Question

In a Newton’s ring experiment, the diameter of the 20th dark ring was found to be 5.82 mm and the 10th ring is 3.36mm. If the radius of the plano convex lens is 1m, calculate the wavelength of light used.

Answer 1

Hint: Circular interference fringes produced by enclosing a thin air film of varying thickness between the surface of a convex lens of a large radius of curvature and a plane glass plate are known as Newton’s rings. The monochromatic light which produces these rings is given by the following mentioned formula.

Formula Used:
The wavelength of light is given by
$$\lambda = \dfrac{{r_{n + m}^2 - r_n^2}}{{mR}}$$
where R is the radius of curvature of the surfaces of the lens in contact with the glass plate.
rn and rn+m are the radiuses of the nth and (n+m)th dark fringe.

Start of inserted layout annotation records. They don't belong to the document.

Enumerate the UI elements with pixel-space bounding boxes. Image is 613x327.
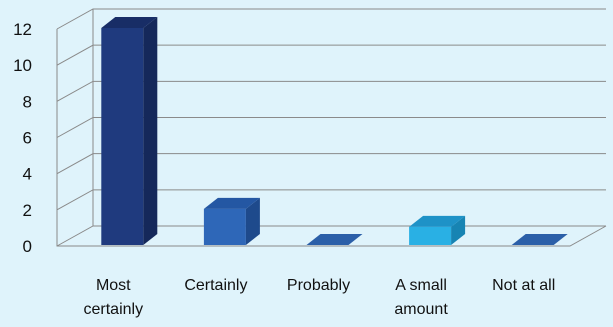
y-tick-label: 2 bbox=[23, 201, 32, 220]
y-tick-label: 0 bbox=[23, 237, 32, 256]
bar-front bbox=[101, 28, 144, 245]
gridlines bbox=[56, 8, 607, 247]
x-category-label: Not at all bbox=[492, 277, 555, 294]
bar bbox=[101, 17, 158, 245]
x-category-label: Most certainly bbox=[84, 277, 144, 318]
x-category-label: Probably bbox=[287, 277, 350, 294]
bars bbox=[101, 17, 568, 245]
y-tick-label: 4 bbox=[23, 165, 32, 184]
bar bbox=[306, 234, 363, 245]
bar-front bbox=[203, 208, 246, 245]
bar-top bbox=[101, 17, 158, 28]
y-tick-label: 6 bbox=[23, 129, 32, 148]
bar bbox=[409, 215, 466, 245]
bar-front bbox=[409, 226, 452, 245]
y-tick-label: 10 bbox=[13, 56, 32, 75]
bar bbox=[511, 234, 568, 245]
y-axis-ticks: 0 2 4 6 8 10 12 bbox=[13, 20, 32, 256]
bar-side bbox=[245, 197, 260, 245]
bar-side bbox=[143, 17, 158, 245]
y-tick-label: 8 bbox=[23, 92, 32, 111]
bar-top bbox=[409, 215, 466, 227]
x-axis-categories: Most certainly Certainly Probably A small amo… bbox=[84, 277, 556, 318]
x-category-label: Certainly bbox=[184, 277, 247, 294]
bar-top bbox=[203, 197, 260, 209]
y-tick-label: 12 bbox=[13, 20, 32, 39]
x-category-label: A small amount bbox=[394, 277, 448, 318]
bar bbox=[203, 197, 260, 245]
bar-side bbox=[451, 215, 466, 245]
axis-frame bbox=[56, 29, 607, 247]
bar-top bbox=[306, 234, 363, 245]
bar-top bbox=[511, 234, 568, 245]
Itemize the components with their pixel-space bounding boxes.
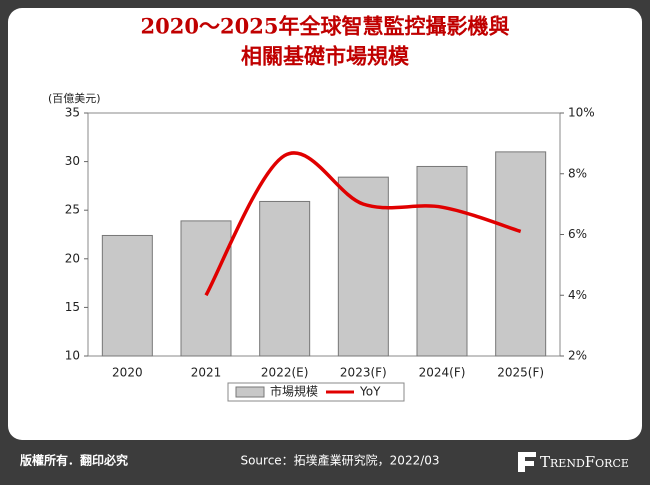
legend-swatch (235, 386, 265, 398)
legend-label: YoY (359, 385, 381, 399)
chart-title: 相關基礎市場規模 (241, 44, 410, 69)
line (204, 151, 522, 297)
y2-tick-label: 6% (568, 227, 587, 241)
legend-box (227, 382, 405, 402)
y2-tick-label: 10% (568, 106, 595, 120)
y-tick-label: 15 (65, 300, 80, 314)
panel (8, 8, 642, 440)
y-tick-label: 20 (65, 251, 80, 265)
y-tick-label: 35 (65, 106, 80, 120)
y-tick-label: 25 (65, 203, 80, 217)
bar (101, 234, 153, 357)
bar (416, 165, 468, 357)
bar (259, 200, 311, 357)
y-axis-label: (百億美元) (48, 92, 101, 105)
chart-title: 2020～2025年全球智慧監控攝影機與 (141, 14, 510, 39)
x-tick-label: 2023(F) (340, 366, 387, 380)
x-tick-label: 2024(F) (419, 366, 466, 380)
x-tick-label: 2025(F) (497, 366, 544, 380)
y2-tick-label: 2% (568, 349, 587, 363)
logo: TrendForce (540, 453, 629, 471)
bar (495, 151, 547, 357)
source: Source：拓墣產業研究院，2022/03 (240, 453, 439, 468)
y-tick-label: 30 (65, 154, 80, 168)
bar (180, 220, 232, 357)
legend-label: 市場規模 (270, 384, 318, 399)
copyright: 版權所有．翻印必究 (20, 453, 128, 468)
logo-icon (518, 452, 536, 472)
y2-tick-label: 8% (568, 166, 587, 180)
x-tick-label: 2020 (112, 366, 143, 380)
y2-tick-label: 4% (568, 288, 587, 302)
x-tick-label: 2022(E) (261, 366, 308, 380)
x-tick-label: 2021 (191, 366, 222, 380)
y-tick-label: 10 (65, 349, 80, 363)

Complete step by step answer:
Circular interference fringes produced by enclosing a very thin air film of varying thickness between the surface of a convex lens of a large radius of curvature and a plane glass plate are known as Newton’s rings.
The radius of dark fringes:
For a minimum intensity or a dark fringe, the mathematical condition is:
$\eqalign{
  & 2\mu t = n\lambda \cr
  & \therefore 2\mu \dfrac{{{r^2}}}{{2R}} = n\lambda \cr
  & {\text{or }}r_n^2 = \dfrac{{n\lambda R}}{\mu } \cr} $
Given that:
Diameter of the 20th dark ring, ${D_{20}} = 5.8mm = 5.82 \times {10^{ - 3}}m$
Radius of the 20th dark ring, ${r_{20}} = 2.91 \times {10^{ - 3}}m$
Diameter of the 10th dark ring, ${D_{10}} = 3.6mm = 3.6 \times {10^{ - 3}}m$
Radius of the 10th dark ring, ${r_{10}} = 1.68 \times {10^{ - 3}}m$
Radius of plano convex lens, R=1m
We know that the wavelength of light is given by:
$\lambda = \dfrac{{r_{n + m}^2 - r_n^2}}{{mR}}$
Substituting values in the above equation we get:
$\eqalign{
  & \dfrac{{r_{n + m}^2 - r_n^2}}{{mR}} = \dfrac{{\left[ {{{\left( {2.91 \times {{10}^{ - 3}}} \right)}^2} - {{\left( {1.68 \times {{10}^{ - 3}}} \right)}^2}} \right]}}{{10 \times 1}} \cr
  & \lambda = \dfrac{{\left[ {8.4681 - 2.8224} \right] \times {{10}^{ - 6}}}}{{10}} = 0.5646 \times {10^{ - 6}} \cr
  & \lambda = 5646\mathop {\text{A}}\limits^ \circ \cr} $
Therefore, the wavelength of light used is $5646\mathop {\text{A}}\limits^ \circ $.

Note: When a mirror is used in place of a glass plate below the lens in the Newton’s Ring experiment, no interference is observed because reflection is complete. The reflected and transmitted system of rings gets superimposed, the two systems being in complementary give rise to uniform transmission.